Currently we have to let you know how we use any information we hold for you and also need your written permission to share and send any of your information to third parties.
Under the GDPR there are additional things that we now have to tell you which include our lawful basis for processing the data and how long we keep it for. We also have to inform patients of their right to complain to the Information Commissioners Office (ICO) if you think there is a problem with the way we handle your data.
The GDPR includes the following six principles to follow that you should be aware of:
- Personal data should be processed lawfully, fairly and in a transparent manner.
- Personal data should be collected for specific purposes and not used for incompatible purposes.

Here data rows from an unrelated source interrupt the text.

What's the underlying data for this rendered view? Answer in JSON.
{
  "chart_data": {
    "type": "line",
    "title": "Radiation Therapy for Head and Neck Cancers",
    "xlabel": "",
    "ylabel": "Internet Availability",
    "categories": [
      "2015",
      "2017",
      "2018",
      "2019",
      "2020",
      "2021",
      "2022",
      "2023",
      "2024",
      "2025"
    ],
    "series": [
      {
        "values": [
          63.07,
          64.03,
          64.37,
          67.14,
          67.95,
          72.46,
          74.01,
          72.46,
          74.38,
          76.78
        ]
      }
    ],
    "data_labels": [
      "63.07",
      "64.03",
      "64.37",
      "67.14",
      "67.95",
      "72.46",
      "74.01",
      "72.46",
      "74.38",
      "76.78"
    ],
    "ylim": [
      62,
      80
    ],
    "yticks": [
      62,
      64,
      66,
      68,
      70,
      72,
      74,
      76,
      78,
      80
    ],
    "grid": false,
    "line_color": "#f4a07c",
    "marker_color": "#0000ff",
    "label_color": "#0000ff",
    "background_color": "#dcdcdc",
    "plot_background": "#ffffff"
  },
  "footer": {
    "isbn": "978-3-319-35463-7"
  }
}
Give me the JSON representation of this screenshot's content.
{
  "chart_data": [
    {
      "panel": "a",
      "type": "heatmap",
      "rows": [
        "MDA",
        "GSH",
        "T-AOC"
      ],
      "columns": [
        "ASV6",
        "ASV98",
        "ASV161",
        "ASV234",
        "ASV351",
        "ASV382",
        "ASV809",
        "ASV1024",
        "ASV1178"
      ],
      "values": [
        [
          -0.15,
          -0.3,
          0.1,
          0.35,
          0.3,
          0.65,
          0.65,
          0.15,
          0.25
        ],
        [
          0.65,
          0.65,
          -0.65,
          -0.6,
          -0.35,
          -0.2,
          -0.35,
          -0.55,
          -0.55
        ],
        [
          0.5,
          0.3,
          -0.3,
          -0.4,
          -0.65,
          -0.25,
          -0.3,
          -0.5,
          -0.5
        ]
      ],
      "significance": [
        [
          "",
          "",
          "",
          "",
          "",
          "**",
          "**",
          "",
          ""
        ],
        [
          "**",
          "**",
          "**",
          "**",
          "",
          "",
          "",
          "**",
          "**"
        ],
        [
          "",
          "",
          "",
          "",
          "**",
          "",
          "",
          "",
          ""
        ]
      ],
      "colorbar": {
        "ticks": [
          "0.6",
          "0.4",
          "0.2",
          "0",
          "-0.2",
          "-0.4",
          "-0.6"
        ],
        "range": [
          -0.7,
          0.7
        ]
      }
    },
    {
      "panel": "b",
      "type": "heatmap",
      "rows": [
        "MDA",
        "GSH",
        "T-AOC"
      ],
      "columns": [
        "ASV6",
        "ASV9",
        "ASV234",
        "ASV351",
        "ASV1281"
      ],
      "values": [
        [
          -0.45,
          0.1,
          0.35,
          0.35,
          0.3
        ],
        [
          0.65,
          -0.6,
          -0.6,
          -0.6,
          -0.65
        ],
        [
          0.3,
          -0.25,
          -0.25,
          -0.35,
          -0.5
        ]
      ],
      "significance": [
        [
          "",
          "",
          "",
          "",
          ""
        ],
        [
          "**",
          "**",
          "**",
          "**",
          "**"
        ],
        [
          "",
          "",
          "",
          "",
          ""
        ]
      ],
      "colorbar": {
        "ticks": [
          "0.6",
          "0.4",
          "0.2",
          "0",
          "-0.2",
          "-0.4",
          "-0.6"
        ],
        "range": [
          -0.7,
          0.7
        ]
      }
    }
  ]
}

- Personal data should be adequate, relevant and limited to what is necessary.
- Personal data should be accurate, kept up to date and errors erased or rectified.
- Personal data should be kept in a form that enables the identification of individuals for no longer than is necessary.
- Personal data should be kept secure.
As holders of your information we are obliged under GDPR to report any data breaches which may have a detrimental effect on individual patents to the ICO. These include any breaches that result in discrimination, damage of reputation, financial loss, loss of confidentiality or any other significant economic or social disadvantage.
Central Clinic intends to protect your information and our reputation by reviewing our policies and procedures to minimise the risk of any data breach. If a breach does occur we can assure all patients that this will be reported to the ICO and fully investigated.
Please be assured that Central Clinic has in place the necessary measures and safeguards to protect all of our patient information and that we are fully compliant with these new regulations.